A tradição musical do Alto Alentejo é, em nossa opinião, uma das mais genuina­mente interessantes e infelizmente menos estudadas de todo o país. Constituindo etnomusicalmente o prolongamento natural da Beira Baixa, esta província prodigaliza-nos, na verdade, um folclore abundante e diversificado que chega a atingir manifestações de uma beleza e requinte admiráveis e quase sublimes, tanto no domínio instrumental como no plano vocal, com melodias quentes e invulgarmente fascinantes, não raro de tipo modal.

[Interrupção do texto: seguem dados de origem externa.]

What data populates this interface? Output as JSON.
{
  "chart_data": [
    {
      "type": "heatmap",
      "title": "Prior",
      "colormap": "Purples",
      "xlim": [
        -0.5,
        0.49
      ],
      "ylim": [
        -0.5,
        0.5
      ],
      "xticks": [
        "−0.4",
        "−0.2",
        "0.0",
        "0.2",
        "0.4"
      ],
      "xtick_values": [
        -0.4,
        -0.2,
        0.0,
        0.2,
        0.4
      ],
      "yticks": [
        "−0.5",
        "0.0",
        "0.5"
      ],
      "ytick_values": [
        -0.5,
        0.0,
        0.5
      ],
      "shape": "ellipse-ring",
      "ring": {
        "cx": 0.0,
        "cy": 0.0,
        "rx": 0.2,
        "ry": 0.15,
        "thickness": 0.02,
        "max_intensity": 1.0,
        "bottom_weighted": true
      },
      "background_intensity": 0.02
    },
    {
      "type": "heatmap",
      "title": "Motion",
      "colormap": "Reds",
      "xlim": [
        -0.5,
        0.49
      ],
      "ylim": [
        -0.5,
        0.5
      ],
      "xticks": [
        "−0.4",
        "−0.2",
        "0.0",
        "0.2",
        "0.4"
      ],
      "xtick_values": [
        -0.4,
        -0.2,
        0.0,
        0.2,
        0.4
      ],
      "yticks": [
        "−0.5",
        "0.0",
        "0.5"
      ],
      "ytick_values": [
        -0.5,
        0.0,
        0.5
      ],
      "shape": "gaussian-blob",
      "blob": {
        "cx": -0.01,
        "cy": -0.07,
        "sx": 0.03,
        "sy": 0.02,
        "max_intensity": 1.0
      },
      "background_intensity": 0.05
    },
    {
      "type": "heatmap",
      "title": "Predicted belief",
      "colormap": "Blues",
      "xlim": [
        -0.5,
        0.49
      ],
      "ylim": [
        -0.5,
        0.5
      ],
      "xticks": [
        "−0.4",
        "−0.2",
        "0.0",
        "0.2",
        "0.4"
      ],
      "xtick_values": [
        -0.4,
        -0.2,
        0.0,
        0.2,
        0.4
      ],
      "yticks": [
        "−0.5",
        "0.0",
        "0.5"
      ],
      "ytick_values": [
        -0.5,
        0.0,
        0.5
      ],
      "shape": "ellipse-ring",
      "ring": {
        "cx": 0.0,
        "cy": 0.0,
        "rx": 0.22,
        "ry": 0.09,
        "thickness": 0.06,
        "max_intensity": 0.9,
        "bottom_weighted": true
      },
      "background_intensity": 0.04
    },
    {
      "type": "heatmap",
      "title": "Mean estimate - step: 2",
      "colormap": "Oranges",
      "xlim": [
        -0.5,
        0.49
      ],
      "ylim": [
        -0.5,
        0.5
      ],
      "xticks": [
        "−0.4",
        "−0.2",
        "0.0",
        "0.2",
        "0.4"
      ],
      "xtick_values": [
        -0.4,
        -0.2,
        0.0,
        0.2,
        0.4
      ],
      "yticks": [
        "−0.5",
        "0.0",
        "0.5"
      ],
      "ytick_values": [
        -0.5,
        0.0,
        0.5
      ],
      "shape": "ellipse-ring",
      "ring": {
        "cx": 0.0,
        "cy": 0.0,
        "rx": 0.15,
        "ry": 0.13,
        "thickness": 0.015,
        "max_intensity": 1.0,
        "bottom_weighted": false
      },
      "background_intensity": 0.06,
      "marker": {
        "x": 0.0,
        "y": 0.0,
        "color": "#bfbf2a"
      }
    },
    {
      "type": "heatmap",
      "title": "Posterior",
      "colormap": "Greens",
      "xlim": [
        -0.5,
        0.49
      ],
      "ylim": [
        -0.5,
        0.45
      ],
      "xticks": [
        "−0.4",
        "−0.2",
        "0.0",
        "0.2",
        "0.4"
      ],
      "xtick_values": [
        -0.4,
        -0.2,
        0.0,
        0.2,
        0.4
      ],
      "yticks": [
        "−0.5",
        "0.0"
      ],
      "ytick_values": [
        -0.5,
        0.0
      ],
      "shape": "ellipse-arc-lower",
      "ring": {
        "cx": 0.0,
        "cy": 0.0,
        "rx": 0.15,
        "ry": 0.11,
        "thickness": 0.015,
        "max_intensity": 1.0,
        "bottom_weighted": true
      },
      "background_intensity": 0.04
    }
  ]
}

As famosíssimas Saias representam, contudo, a faceta sem dúvida mais conhecida da tradição musical do Alto Alentejo. Remontando pelo menos ao século XVII, as Saias constituem indiscutivelmente uma das mais belas e características danças populares portuguesas, podendo ser bailadas ao som da pandeireta, do pandeiro, ou de pandeiro e adufe, muitas vezes coadjuvados pelas típicas castanholas ou tracanholas, que lhes emprestam um sabor muito especial.

A importância das Saias extravasa largamente a sua natureza coreográfica, assumindo frequentemente a forma de autênticas “modas ao despique”, o que sucede, nomeadamente, no decurso de trabalhos agrícolas como a apanha da azeitona. A abundância assombrosa de estilos (melodias) diferentes de Saias não impediu que elas se revestissem de uma clara identidade própria, com uma riqueza e especificidade musical de tal ordem que se constituem actualmente como um verdadeiro género tradicional autónomo, apreciado e cultivado por cantores e autores populares que chegam a compor “à maneira das Saias”.

As Saias de Nisa gravadas pelo Maio Moço ilustram maravilhosamente as características fundamentais deste género musical, com um arranjo que procura respeitar fielmente a estrutura típica da canção, a que acrescentámos um refrão instrumental baseado numa velha valsa campestre recolhida na mesma região.